As conclusões do pesquisador avaliam também a oportunidade que as e-bikes oferecem no acesso ao transporte público para pessoas que não residem perto de estações de metrô e trem, por exemplo. “As e-bikes podem ter papel muito importante em sistemas de trilho, aumentando a área de alcance das estações”, acrescenta o autor do estudo. “O ideal é que os sistemas de transporte público sejam pensados em conjunto com o sistema de bicicletas compartilhadas, sem que haja competição entre os dois, mas complementaridade.”
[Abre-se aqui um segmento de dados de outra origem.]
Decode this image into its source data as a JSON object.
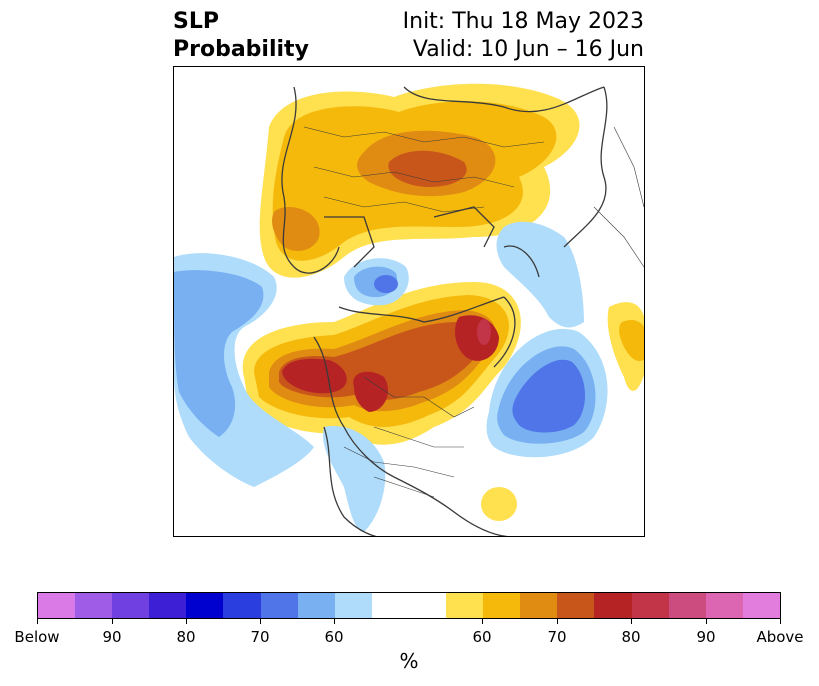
{
  "header": {
    "title_line1": "SLP",
    "title_line2": "Probability",
    "init_text": "Init: Thu 18 May 2023",
    "valid_text": "Valid: 10 Jun – 16 Jun"
  },
  "colorbar": {
    "unit": "%",
    "segments": [
      "#d97ae6",
      "#9f5ce6",
      "#7040e0",
      "#3d1fd6",
      "#0000cf",
      "#2a3edf",
      "#4f75e8",
      "#78b0f2",
      "#aedcfa",
      "#ffffff",
      "#ffffff",
      "#ffe04f",
      "#f5b90c",
      "#e08b12",
      "#c8561a",
      "#b52324",
      "#c23448",
      "#cc4c7f",
      "#dc66b2",
      "#e37ddd"
    ],
    "ticks": [
      {
        "label": "Below"
      },
      {
        "label": "90"
      },
      {
        "label": "80"
      },
      {
        "label": "70"
      },
      {
        "label": "60"
      },
      {
        "label": "60"
      },
      {
        "label": "70"
      },
      {
        "label": "80"
      },
      {
        "label": "90"
      },
      {
        "label": "Above"
      }
    ]
  },
  "colors": {
    "above_60": "#ffe04f",
    "above_65": "#f5b90c",
    "above_70": "#e08b12",
    "above_75": "#c8561a",
    "above_80": "#b52324",
    "above_85": "#c23448",
    "below_60": "#aedcfa",
    "below_65": "#78b0f2",
    "below_70": "#4f75e8",
    "coast": "#3a3a3a"
  }
}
Thiago Vinicius Louro ainda explica que sua pesquisa abre caminhos para outros estudos que continuem explorando os impactos positivos das bicicletas elétricas. “Entre as direções mais promissoras estão incorporar custos monetários e a disponibilidade operacional real dos sistemas de bicicletas compartilhadas nas análises de acessibilidade, expandir as análises para outras cidades brasileiras com diferentes estruturas urbanas e topografias, e realizar comparações internacionais para identificar em quais contextos as e-bikes geram maiores benefícios”, cita o especialista.

“O doutorado do Thiago mostra o ganho possível em mobilidade com incentivo às e-bikes, além de ser um bom instrumento de política pública, pois aponta onde investir. A experiência do Thiago nos Países Baixos confirma que esse ganho é real quando há rede e cultura de trânsito para sustentá-lo. Aqui no Brasil, o desafio é transformar potencial em acesso: isso passa por preço, porque a e-bike ainda é cara justamente para quem mais ganharia com ela, e por infraestrutura, pois na maioria das cidades brasileiras a rede cicloviária é descontínua ou inexistente. No projeto de extensão Cidade que Educa, em julho de 2026, nossos alunos de graduação projetaram uma ligação cicloviária entre o campus 1 da USP e a UFSCar — e o dado mais recorrente da coleta em campo foi o quanto ciclistas e pedestres ainda são tratados como exceção no espaço viário”, conclui o professor André Luiz Cunha, orientador do trabalho.

Os Países Baixos e a China estão entre os países que melhor ilustram as possibilidades práticas das bicicletas elétricas no dia a dia das pessoas. O mercado de e-bikes chinês é o maior do mundo e o uso desses veículos pelos holandeses já representa uma parcela significativa das viagens cotidianas. Louro reflete que, no Brasil, esse mercado está crescendo rapidamente, mas algumas medidas seriam necessárias para seguir os exemplos mais representativos do uso das e-bikes. Entre elas, estão políticas de subsídio, a integração tarifária e a expansão da infraestrutura cicloviária.